While the empires of the world still want to reign supreme, perhaps we should be asking if the idea of empire has become a brand, i.e., the reign of the last big brand names? And if this is true, then are the architectonics of a unipolar world being permanently disrupted by the emergence of multipolar powers? The images in The Last Day of Empire are not an answer to these questions but a hint of things to come, a warning about the days of futures past, and a last cry to live and think differently in a world that is once again beset by conflict between geopolitical powers.
Bio
Steven Hampton is a painter, writer, and art historian who lives and works in Los Angeles. He has had solo shows at Autonomie, Laurence Asher, and David Salow in Los Angeles and has been included in Oasis (Shangri-La Arts), Painting on Edge II (DEN Contemporary), The New Cool School (White Box Contemporary), The Subterraneans (Torrance Art Museum), The Status of Portraiture (Autonomie), and Politics as Unusual: Art at the Edge of Conspiracy (Fine Art Complex 1101).

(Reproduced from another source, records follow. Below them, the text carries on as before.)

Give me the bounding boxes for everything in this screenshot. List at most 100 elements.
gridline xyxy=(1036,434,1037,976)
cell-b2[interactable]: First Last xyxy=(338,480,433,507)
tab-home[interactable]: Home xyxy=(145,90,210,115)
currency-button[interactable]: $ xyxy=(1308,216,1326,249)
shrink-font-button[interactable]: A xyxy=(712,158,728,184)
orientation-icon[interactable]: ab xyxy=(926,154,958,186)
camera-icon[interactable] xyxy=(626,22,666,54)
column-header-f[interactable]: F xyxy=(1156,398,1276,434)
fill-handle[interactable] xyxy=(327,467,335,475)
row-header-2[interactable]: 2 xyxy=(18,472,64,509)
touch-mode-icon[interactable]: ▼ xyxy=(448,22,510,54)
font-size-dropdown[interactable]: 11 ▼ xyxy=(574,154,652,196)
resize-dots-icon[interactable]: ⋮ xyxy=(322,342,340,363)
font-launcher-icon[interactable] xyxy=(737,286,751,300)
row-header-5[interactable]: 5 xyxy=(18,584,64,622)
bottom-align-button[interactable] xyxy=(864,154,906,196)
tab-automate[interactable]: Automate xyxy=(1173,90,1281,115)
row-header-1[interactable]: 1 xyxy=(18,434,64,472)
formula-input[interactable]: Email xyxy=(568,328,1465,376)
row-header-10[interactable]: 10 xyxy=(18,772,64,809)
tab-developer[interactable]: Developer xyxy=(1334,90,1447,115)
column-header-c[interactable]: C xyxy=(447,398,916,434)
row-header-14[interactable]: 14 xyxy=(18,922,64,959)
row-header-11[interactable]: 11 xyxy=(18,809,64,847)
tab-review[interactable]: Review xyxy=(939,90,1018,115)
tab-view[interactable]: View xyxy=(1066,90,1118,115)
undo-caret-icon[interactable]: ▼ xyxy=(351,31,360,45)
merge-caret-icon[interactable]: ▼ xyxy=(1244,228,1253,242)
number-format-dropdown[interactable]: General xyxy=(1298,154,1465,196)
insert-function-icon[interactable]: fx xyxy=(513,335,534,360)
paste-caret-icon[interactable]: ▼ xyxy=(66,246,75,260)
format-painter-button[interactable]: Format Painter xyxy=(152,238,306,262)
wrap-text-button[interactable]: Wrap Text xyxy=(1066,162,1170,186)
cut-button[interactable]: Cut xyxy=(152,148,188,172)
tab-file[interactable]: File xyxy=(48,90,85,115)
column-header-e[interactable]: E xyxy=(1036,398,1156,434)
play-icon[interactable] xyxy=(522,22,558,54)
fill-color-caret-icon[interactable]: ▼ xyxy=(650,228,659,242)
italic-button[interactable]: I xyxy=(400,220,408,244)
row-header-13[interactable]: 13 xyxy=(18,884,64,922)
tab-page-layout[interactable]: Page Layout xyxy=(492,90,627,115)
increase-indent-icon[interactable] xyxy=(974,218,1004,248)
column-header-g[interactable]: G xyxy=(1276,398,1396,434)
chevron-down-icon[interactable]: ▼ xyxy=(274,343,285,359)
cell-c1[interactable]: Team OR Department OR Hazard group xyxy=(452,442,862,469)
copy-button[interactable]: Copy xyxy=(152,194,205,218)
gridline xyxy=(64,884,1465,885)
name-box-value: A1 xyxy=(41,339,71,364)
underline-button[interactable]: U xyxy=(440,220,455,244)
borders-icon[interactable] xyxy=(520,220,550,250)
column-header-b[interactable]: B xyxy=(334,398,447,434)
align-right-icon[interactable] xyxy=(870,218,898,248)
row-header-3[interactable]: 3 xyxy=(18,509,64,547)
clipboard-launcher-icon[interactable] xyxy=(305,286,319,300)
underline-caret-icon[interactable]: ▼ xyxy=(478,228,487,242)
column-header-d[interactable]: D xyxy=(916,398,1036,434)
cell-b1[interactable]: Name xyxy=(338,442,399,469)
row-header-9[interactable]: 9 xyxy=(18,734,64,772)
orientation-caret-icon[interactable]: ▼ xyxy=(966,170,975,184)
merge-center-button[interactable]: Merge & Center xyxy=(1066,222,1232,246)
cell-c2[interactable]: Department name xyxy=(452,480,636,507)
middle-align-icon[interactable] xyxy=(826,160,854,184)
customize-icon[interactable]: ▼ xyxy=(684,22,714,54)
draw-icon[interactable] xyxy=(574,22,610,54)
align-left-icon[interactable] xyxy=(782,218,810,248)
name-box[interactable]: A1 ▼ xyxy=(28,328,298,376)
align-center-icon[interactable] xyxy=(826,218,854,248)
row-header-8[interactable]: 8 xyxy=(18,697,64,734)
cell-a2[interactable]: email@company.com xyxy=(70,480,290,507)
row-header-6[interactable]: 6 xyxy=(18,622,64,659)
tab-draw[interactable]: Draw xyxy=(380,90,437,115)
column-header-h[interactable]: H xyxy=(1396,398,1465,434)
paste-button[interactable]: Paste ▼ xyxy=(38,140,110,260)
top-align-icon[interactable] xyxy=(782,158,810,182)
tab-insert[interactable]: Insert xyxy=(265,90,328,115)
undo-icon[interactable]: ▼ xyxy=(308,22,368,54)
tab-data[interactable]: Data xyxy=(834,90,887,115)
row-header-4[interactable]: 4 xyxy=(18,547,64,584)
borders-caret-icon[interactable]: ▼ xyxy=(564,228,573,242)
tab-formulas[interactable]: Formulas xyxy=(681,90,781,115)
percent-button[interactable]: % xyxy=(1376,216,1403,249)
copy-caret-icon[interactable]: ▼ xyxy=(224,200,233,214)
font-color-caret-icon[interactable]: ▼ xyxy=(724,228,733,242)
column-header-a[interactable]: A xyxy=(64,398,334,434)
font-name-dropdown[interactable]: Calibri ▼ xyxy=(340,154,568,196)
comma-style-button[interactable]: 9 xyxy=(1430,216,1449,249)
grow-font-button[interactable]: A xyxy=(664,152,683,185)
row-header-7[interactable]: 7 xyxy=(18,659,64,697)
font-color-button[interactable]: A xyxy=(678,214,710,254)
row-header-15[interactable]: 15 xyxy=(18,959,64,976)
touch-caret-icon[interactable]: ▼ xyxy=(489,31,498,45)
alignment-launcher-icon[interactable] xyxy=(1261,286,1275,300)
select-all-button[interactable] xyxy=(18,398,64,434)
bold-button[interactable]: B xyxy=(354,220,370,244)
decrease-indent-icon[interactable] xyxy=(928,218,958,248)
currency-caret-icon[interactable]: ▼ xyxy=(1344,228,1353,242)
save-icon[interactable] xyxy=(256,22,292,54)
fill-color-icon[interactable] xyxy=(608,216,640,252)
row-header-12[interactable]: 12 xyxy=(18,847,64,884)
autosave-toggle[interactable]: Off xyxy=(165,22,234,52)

Hampton received his Master’s degree in art history from the University of California, Riverside in 2011, and wrote his thesis on kitsch and “Bad Painting.” He is currently pursuing his PhD at UCR, writing his dissertation on “Dictator Kitsch and the Iraq War.” He has curated shows around Los Angeles relating to themes of kitsch, monuments, and mourning, including Super-Salon (Flagstop), Traumatic Materiality (Autonomie), Savage Sentimentality (Torrance Art Museum), and Drawing Now (Cal State Northridge).
Hampton was awarded the Karl and Beverly Benjamin Fellowship while at Claremont Graduate University, where he received his MFA in 2006. Hampton is also a graduate of the Art Center College of Design, receiving his BFA in 2003. He regularly lectures to professionals in the entertainment industry and has taught classes at the Art Center College of Design, Laguna College of Art and Design, California State University, Long Beach, Orange Coast College, Riverside Community College, and Mount San Antonio College. For several years he was a board member of the Foundation for Art Resources (FAR), helping to organize Pacific Non-Standard Time: FAR 1977-Present, FAR Bazaar, among other projects.